The above quote was from the chronology at MOCA’s retrospective on Arshile Gorky, and it references the seminal, tragic events in his youth that infused his work. There were other paintings at the Gorky retrospective that are more famous, influential, or just plain provocative, but this painting with its diluted paints and aggressive brush strokes was an artist trying, years later, to cling to the memories of comfort and peace from an early life of abandonment, loss and chaos.
Rather than fading, the colors are translucent, giving them an ephemeral quality. Like they exist in their full, vibrant reality but are just beyond his reach. Similarly, the memories he’s trying to recall and express, through the image of her embroidered apron, are vivid in his mind but are smudged and tumultuous on the canvas. The stories of his life, his mother’s stories, are all blending and circling above and around him and he’s trying to bring them all together but is instead unraveling them.

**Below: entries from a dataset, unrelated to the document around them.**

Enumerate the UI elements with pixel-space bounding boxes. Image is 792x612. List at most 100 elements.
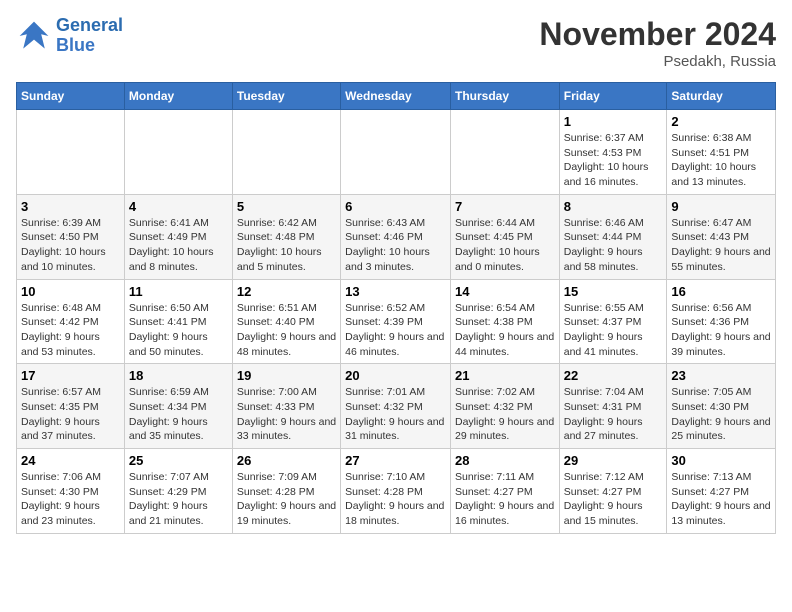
- day-cell: [17, 110, 125, 195]
- weekday-header-monday: Monday: [124, 83, 232, 110]
- day-number: 2: [671, 114, 771, 129]
- location-subtitle: Psedakh, Russia: [539, 53, 776, 70]
- day-info: Sunrise: 6:59 AM Sunset: 4:34 PM Dayligh…: [129, 385, 228, 444]
- day-number: 5: [237, 199, 336, 214]
- logo-icon: [16, 18, 52, 54]
- day-number: 15: [564, 284, 663, 299]
- day-info: Sunrise: 6:46 AM Sunset: 4:44 PM Dayligh…: [564, 216, 663, 275]
- day-cell: 3 Sunrise: 6:39 AM Sunset: 4:50 PM Daylig…: [17, 194, 125, 279]
- day-cell: 21 Sunrise: 7:02 AM Sunset: 4:32 PM Dayli…: [450, 364, 559, 449]
- logo-line1: General: [56, 15, 123, 35]
- week-row-2: 3 Sunrise: 6:39 AM Sunset: 4:50 PM Daylig…: [17, 194, 776, 279]
- day-cell: 4 Sunrise: 6:41 AM Sunset: 4:49 PM Daylig…: [124, 194, 232, 279]
- day-info: Sunrise: 7:05 AM Sunset: 4:30 PM Dayligh…: [671, 385, 771, 444]
- day-cell: 7 Sunrise: 6:44 AM Sunset: 4:45 PM Daylig…: [450, 194, 559, 279]
- week-row-1: 1Sunrise: 6:37 AM Sunset: 4:53 PM Daylig…: [17, 110, 776, 195]
- day-info: Sunrise: 7:12 AM Sunset: 4:27 PM Dayligh…: [564, 470, 663, 529]
- day-info: Sunrise: 7:11 AM Sunset: 4:27 PM Dayligh…: [455, 470, 555, 529]
- day-info: Sunrise: 6:39 AM Sunset: 4:50 PM Dayligh…: [21, 216, 120, 275]
- weekday-header-wednesday: Wednesday: [341, 83, 451, 110]
- day-info: Sunrise: 7:04 AM Sunset: 4:31 PM Dayligh…: [564, 385, 663, 444]
- day-info: Sunrise: 7:13 AM Sunset: 4:27 PM Dayligh…: [671, 470, 771, 529]
- weekday-header-saturday: Saturday: [667, 83, 776, 110]
- logo-text: General Blue: [56, 16, 123, 56]
- logo-line2: Blue: [56, 35, 95, 55]
- day-info: Sunrise: 6:56 AM Sunset: 4:36 PM Dayligh…: [671, 301, 771, 360]
- weekday-header-sunday: Sunday: [17, 83, 125, 110]
- day-info: Sunrise: 6:43 AM Sunset: 4:46 PM Dayligh…: [345, 216, 446, 275]
- week-row-4: 17 Sunrise: 6:57 AM Sunset: 4:35 PM Dayli…: [17, 364, 776, 449]
- day-number: 29: [564, 453, 663, 468]
- day-number: 23: [671, 368, 771, 383]
- day-info: Sunrise: 6:37 AM Sunset: 4:53 PM Dayligh…: [564, 131, 663, 190]
- day-number: 16: [671, 284, 771, 299]
- day-number: 14: [455, 284, 555, 299]
- weekday-header-friday: Friday: [559, 83, 667, 110]
- day-cell: 9 Sunrise: 6:47 AM Sunset: 4:43 PM Daylig…: [667, 194, 776, 279]
- day-info: Sunrise: 6:55 AM Sunset: 4:37 PM Dayligh…: [564, 301, 663, 360]
- day-cell: 6 Sunrise: 6:43 AM Sunset: 4:46 PM Daylig…: [341, 194, 451, 279]
- day-cell: 24 Sunrise: 7:06 AM Sunset: 4:30 PM Dayli…: [17, 449, 125, 534]
- day-number: 13: [345, 284, 446, 299]
- day-number: 21: [455, 368, 555, 383]
- day-cell: 12Sunrise: 6:51 AM Sunset: 4:40 PM Dayli…: [232, 279, 340, 364]
- day-info: Sunrise: 7:00 AM Sunset: 4:33 PM Dayligh…: [237, 385, 336, 444]
- day-info: Sunrise: 7:02 AM Sunset: 4:32 PM Dayligh…: [455, 385, 555, 444]
- day-cell: 13Sunrise: 6:52 AM Sunset: 4:39 PM Dayli…: [341, 279, 451, 364]
- day-number: 18: [129, 368, 228, 383]
- day-number: 30: [671, 453, 771, 468]
- day-cell: 17 Sunrise: 6:57 AM Sunset: 4:35 PM Dayli…: [17, 364, 125, 449]
- day-info: Sunrise: 7:01 AM Sunset: 4:32 PM Dayligh…: [345, 385, 446, 444]
- day-number: 7: [455, 199, 555, 214]
- day-info: Sunrise: 6:57 AM Sunset: 4:35 PM Dayligh…: [21, 385, 120, 444]
- day-cell: 30 Sunrise: 7:13 AM Sunset: 4:27 PM Dayli…: [667, 449, 776, 534]
- page-header: General Blue November 2024 Psedakh, Russ…: [16, 16, 776, 70]
- day-number: 4: [129, 199, 228, 214]
- day-number: 11: [129, 284, 228, 299]
- day-info: Sunrise: 6:44 AM Sunset: 4:45 PM Dayligh…: [455, 216, 555, 275]
- day-number: 25: [129, 453, 228, 468]
- day-cell: 1Sunrise: 6:37 AM Sunset: 4:53 PM Daylig…: [559, 110, 667, 195]
- month-title: November 2024: [539, 16, 776, 53]
- weekday-header-row: SundayMondayTuesdayWednesdayThursdayFrid…: [17, 83, 776, 110]
- calendar-table: SundayMondayTuesdayWednesdayThursdayFrid…: [16, 82, 776, 534]
- day-cell: 14 Sunrise: 6:54 AM Sunset: 4:38 PM Dayli…: [450, 279, 559, 364]
- day-cell: 26 Sunrise: 7:09 AM Sunset: 4:28 PM Dayli…: [232, 449, 340, 534]
- day-info: Sunrise: 7:09 AM Sunset: 4:28 PM Dayligh…: [237, 470, 336, 529]
- day-cell: 29 Sunrise: 7:12 AM Sunset: 4:27 PM Dayli…: [559, 449, 667, 534]
- day-number: 17: [21, 368, 120, 383]
- day-number: 27: [345, 453, 446, 468]
- day-cell: 8Sunrise: 6:46 AM Sunset: 4:44 PM Daylig…: [559, 194, 667, 279]
- day-info: Sunrise: 6:41 AM Sunset: 4:49 PM Dayligh…: [129, 216, 228, 275]
- day-cell: 27 Sunrise: 7:10 AM Sunset: 4:28 PM Dayli…: [341, 449, 451, 534]
- day-cell: 28 Sunrise: 7:11 AM Sunset: 4:27 PM Dayli…: [450, 449, 559, 534]
- day-number: 9: [671, 199, 771, 214]
- day-number: 26: [237, 453, 336, 468]
- day-cell: 19Sunrise: 7:00 AM Sunset: 4:33 PM Dayli…: [232, 364, 340, 449]
- day-info: Sunrise: 7:07 AM Sunset: 4:29 PM Dayligh…: [129, 470, 228, 529]
- day-cell: 25 Sunrise: 7:07 AM Sunset: 4:29 PM Dayli…: [124, 449, 232, 534]
- day-info: Sunrise: 6:50 AM Sunset: 4:41 PM Dayligh…: [129, 301, 228, 360]
- day-info: Sunrise: 6:47 AM Sunset: 4:43 PM Dayligh…: [671, 216, 771, 275]
- day-cell: [341, 110, 451, 195]
- day-cell: 2Sunrise: 6:38 AM Sunset: 4:51 PM Daylig…: [667, 110, 776, 195]
- day-info: Sunrise: 7:06 AM Sunset: 4:30 PM Dayligh…: [21, 470, 120, 529]
- weekday-header-tuesday: Tuesday: [232, 83, 340, 110]
- day-cell: 5 Sunrise: 6:42 AM Sunset: 4:48 PM Daylig…: [232, 194, 340, 279]
- day-cell: 16 Sunrise: 6:56 AM Sunset: 4:36 PM Dayli…: [667, 279, 776, 364]
- day-number: 6: [345, 199, 446, 214]
- day-number: 24: [21, 453, 120, 468]
- calendar-header: SundayMondayTuesdayWednesdayThursdayFrid…: [17, 83, 776, 110]
- day-info: Sunrise: 6:42 AM Sunset: 4:48 PM Dayligh…: [237, 216, 336, 275]
- day-number: 3: [21, 199, 120, 214]
- day-cell: 18 Sunrise: 6:59 AM Sunset: 4:34 PM Dayli…: [124, 364, 232, 449]
- week-row-3: 10Sunrise: 6:48 AM Sunset: 4:42 PM Dayli…: [17, 279, 776, 364]
- day-number: 28: [455, 453, 555, 468]
- day-number: 22: [564, 368, 663, 383]
- day-cell: 10Sunrise: 6:48 AM Sunset: 4:42 PM Dayli…: [17, 279, 125, 364]
- title-area: November 2024 Psedakh, Russia: [539, 16, 776, 70]
- day-info: Sunrise: 7:10 AM Sunset: 4:28 PM Dayligh…: [345, 470, 446, 529]
- day-cell: 22 Sunrise: 7:04 AM Sunset: 4:31 PM Dayli…: [559, 364, 667, 449]
- calendar-body: 1Sunrise: 6:37 AM Sunset: 4:53 PM Daylig…: [17, 110, 776, 534]
- day-info: Sunrise: 6:54 AM Sunset: 4:38 PM Dayligh…: [455, 301, 555, 360]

A lot of this painting’s power and emotion comes seeing his earlier paintings titled The Artist and His Mother based upon a photo of Gorky and his mother wearing the embroidered apron. In the paintings from the 20s, the apron is abstracted. It’s a simple white smudge across his mother’s torso and lap, obliterating the thing that gave him comfort. The earlier paintings capture his mother and preserves her, but the apron, which held so much meaning for Gorky, doesn’t exist. The later painting tries to reclaim the apron and the power it had over him in his childhood.
The retrospective is a comprehensive examination of an influential, if somewhat forgotten, artist and I have some other things to say about it as a whole, but looking at this one painting with its watery colors and almost childlike composition, I felt like Gorky was not just a figure who existed solely through his paintings, but at some point was also a living, breathing, fragile being.